Ein Teil der infizierten Menschen entwickelt eine Erkrankung, die mittlerweile als COVID-19 bezeichnet wird. In erster Linie betrifft COVID-19 die Atemwege. Erste Fälle dieser mysteriösen neuen Lungenerkrankung wurden Ende 2019 sowohl in China als auch in Norditalien gesichtet.

Die Symptome von COVID-19 werden in der Regel mit trockenem Husten und Fieber beschrieben. Dabei wird nur selten erwähnt, dass es sich bei diesen Symptomen lediglich um den klassischen Verlauf handelt. Betroffene mit diesen Symptomen suchen die Corona-Ambulanzen auf und lassen sich testen. Aber wie ist es mit Halskratzen, Übelkeit oder Durchfall, Müdigkeit und Abgeschlagenheit? Auch diese Beschwerden können ein Hinweis auf COVID-19 sein. Magen-Darm-Beschwerden waren schon bei der ersten Sars-Epidemie 2003 ein häufiges Symptom. Mittlerweile ist auch bekannt, dass Sars-Cov-2 Schäden am Nervensystem und in den Blutgefäßen verursacht. Ein typisches Symptom ist daher eine Störung bzw. ein Verlust des Geruchs und des Geschmacks.

Genauere Aussagen über den Verlauf und die Symptome werden also erst möglich sein, wenn auch Menschen ohne Beschwerden oder mit nur minimalen Beschwerden auf Sars-Cov-2 getestet werden. Die gegenwärtig zur Verfügung stehenden Testverfahren sind für ein Massenscreening allerdings nicht geeignet.

Bekannt ist mittlerweile, dass Sars-Cov-2 häufig zunächst den Rachenbereich befällt und sich dort in den Zellen vermehrt. Die zweite Erkrankungswoche ist dann für den weiteren Verlauf entscheidend. Befällt Sars-Cov-2 die Lunge, kann es zu äußerst schweren Verläufen bis hin zum Lungenversagen und Erstickungstod kommen. Die Viren sind derart aggressiv, dass die befallenen Lungenzellen nur noch kurze Zeit überleben. Gelangt Sars-Cov-2 auf dem direkten Weg in die Lunge, also beim tiefen Einatmen zahlreicher Viren, hat das Immunsystem kaum noch eine Chance, sich gegen die Infektion zu wehren. Der weitere Verlauf kann in solchen Fällen fatal sein.
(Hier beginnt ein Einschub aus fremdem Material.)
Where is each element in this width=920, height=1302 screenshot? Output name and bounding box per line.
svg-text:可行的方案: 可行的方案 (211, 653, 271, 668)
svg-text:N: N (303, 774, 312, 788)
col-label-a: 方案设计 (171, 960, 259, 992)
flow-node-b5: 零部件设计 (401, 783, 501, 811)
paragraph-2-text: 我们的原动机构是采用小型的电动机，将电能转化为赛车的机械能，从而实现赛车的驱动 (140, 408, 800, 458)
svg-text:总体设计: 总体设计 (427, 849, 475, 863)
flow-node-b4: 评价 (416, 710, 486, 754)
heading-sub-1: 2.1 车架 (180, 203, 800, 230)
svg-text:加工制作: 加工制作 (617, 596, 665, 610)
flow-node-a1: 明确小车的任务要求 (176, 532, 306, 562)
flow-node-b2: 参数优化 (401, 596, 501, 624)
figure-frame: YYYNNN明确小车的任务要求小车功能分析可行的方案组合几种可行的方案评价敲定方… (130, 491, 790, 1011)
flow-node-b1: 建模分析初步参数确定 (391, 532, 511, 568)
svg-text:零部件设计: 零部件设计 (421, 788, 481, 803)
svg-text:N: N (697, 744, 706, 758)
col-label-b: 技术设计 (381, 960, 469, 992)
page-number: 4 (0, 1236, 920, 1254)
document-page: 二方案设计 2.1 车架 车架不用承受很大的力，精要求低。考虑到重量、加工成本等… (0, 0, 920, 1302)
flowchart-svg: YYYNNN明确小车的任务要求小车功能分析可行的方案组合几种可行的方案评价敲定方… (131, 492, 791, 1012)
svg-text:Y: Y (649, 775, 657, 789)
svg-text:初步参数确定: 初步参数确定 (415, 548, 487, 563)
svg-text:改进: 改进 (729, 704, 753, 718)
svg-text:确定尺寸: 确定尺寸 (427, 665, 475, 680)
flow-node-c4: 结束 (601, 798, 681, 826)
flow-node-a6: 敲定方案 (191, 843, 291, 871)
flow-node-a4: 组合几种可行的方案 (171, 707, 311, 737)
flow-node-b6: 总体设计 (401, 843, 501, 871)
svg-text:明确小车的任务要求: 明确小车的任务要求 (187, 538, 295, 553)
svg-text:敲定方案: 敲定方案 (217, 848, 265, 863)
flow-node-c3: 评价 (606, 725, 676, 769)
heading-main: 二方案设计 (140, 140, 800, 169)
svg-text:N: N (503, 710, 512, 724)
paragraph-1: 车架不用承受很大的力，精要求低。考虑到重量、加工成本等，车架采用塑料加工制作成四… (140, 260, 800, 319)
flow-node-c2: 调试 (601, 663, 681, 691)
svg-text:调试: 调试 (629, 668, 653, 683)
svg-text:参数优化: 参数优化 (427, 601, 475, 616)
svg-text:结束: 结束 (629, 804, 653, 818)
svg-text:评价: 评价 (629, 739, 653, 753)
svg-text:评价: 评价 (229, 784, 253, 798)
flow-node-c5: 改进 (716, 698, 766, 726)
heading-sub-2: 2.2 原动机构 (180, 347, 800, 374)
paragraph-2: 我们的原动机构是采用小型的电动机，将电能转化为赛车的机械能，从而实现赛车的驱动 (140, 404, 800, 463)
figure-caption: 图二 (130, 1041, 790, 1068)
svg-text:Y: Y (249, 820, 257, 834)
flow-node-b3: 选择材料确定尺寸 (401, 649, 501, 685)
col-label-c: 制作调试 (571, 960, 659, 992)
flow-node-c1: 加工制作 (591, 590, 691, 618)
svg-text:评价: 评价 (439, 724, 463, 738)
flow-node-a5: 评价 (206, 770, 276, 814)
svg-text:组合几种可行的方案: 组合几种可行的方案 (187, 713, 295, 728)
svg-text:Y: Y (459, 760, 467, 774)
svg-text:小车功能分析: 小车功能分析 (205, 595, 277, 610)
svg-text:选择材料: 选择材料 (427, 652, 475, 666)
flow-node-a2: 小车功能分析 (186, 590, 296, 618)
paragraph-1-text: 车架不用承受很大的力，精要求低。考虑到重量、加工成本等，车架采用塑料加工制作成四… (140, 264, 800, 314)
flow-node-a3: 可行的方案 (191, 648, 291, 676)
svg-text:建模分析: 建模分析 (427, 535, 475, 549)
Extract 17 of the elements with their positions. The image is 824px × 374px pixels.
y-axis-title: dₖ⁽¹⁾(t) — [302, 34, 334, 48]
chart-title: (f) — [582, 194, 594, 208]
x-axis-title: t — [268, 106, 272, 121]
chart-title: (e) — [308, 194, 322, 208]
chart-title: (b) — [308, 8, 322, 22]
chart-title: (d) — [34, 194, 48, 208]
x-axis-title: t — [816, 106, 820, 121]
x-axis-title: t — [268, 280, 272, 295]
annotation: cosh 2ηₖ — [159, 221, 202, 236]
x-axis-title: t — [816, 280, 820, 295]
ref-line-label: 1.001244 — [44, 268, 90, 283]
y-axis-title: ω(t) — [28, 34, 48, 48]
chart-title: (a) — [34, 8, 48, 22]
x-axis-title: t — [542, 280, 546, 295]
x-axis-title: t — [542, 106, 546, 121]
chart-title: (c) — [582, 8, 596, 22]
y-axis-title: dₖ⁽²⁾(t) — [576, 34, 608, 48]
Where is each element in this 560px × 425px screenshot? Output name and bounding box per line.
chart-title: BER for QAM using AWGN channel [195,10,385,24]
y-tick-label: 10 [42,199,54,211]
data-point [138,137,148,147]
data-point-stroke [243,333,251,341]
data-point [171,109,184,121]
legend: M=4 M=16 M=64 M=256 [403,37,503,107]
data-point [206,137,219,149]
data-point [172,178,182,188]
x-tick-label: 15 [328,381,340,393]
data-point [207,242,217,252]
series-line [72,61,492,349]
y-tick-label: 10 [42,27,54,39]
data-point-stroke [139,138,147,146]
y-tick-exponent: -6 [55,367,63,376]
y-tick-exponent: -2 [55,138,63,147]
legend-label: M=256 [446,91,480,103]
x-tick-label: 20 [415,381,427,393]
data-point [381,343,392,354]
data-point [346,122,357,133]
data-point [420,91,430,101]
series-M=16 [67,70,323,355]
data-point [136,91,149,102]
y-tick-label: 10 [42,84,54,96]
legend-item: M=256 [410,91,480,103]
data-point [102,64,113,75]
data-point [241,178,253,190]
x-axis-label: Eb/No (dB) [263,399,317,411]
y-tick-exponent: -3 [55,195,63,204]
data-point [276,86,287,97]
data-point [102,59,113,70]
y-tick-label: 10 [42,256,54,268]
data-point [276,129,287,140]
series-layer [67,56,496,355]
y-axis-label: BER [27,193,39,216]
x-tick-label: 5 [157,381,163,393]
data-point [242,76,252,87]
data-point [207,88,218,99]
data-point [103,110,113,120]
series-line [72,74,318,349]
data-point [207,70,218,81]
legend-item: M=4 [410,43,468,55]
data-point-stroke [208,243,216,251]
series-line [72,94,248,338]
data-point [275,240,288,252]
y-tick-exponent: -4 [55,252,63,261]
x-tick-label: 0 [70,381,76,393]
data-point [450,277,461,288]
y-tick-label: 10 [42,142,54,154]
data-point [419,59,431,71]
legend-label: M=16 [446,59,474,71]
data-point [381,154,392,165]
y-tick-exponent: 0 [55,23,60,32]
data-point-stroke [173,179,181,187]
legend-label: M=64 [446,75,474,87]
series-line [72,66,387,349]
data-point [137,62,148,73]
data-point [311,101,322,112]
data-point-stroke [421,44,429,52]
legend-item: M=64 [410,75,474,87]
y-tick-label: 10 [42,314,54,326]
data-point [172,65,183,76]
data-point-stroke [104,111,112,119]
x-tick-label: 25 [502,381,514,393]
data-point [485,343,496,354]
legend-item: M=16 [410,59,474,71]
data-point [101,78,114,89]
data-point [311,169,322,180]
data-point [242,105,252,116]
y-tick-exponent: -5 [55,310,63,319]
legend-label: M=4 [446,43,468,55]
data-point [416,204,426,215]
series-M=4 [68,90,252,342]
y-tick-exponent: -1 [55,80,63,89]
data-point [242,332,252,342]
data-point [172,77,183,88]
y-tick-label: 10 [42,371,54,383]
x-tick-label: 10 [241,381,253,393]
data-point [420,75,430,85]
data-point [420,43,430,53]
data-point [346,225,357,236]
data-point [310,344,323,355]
Daher ist auch so wichtig, einen ausreichenden Abstand untereinander zu halten, niemanden in das Gesicht zu niesen und bei vermuteter Erkrankung eine Atemschutzmaske zu tragen, in diesem Fall nicht zum Selbstschutz sondern zum Schutz anderer Menschen.

COVID-19 hat eine weitere gefährliche Eigenschaft. Bei einer Infektion tritt die Erkrankung erst nach einigen Tagen ein (sogenannte Inkubationszeit). Viele Infizierte haben auch keinerlei Beschwerden. Bereits in der Inkubationszeit und auch bei fehlenden Beschwerden sind die infizierten Personen aber hochgradig ansteckend. Damit ist Sars-Cov-2 ein gefürchteter und unsichtbarer Feind. Jeden kann es jederzeit treffen, ohne Vorwarnung. Die empfohlenen Maßnahmen müssen daher strikt eingehalten werden. Insbesondere der Abstand untereinander von 1.5 bis 2 m ist von größter Bedeutung.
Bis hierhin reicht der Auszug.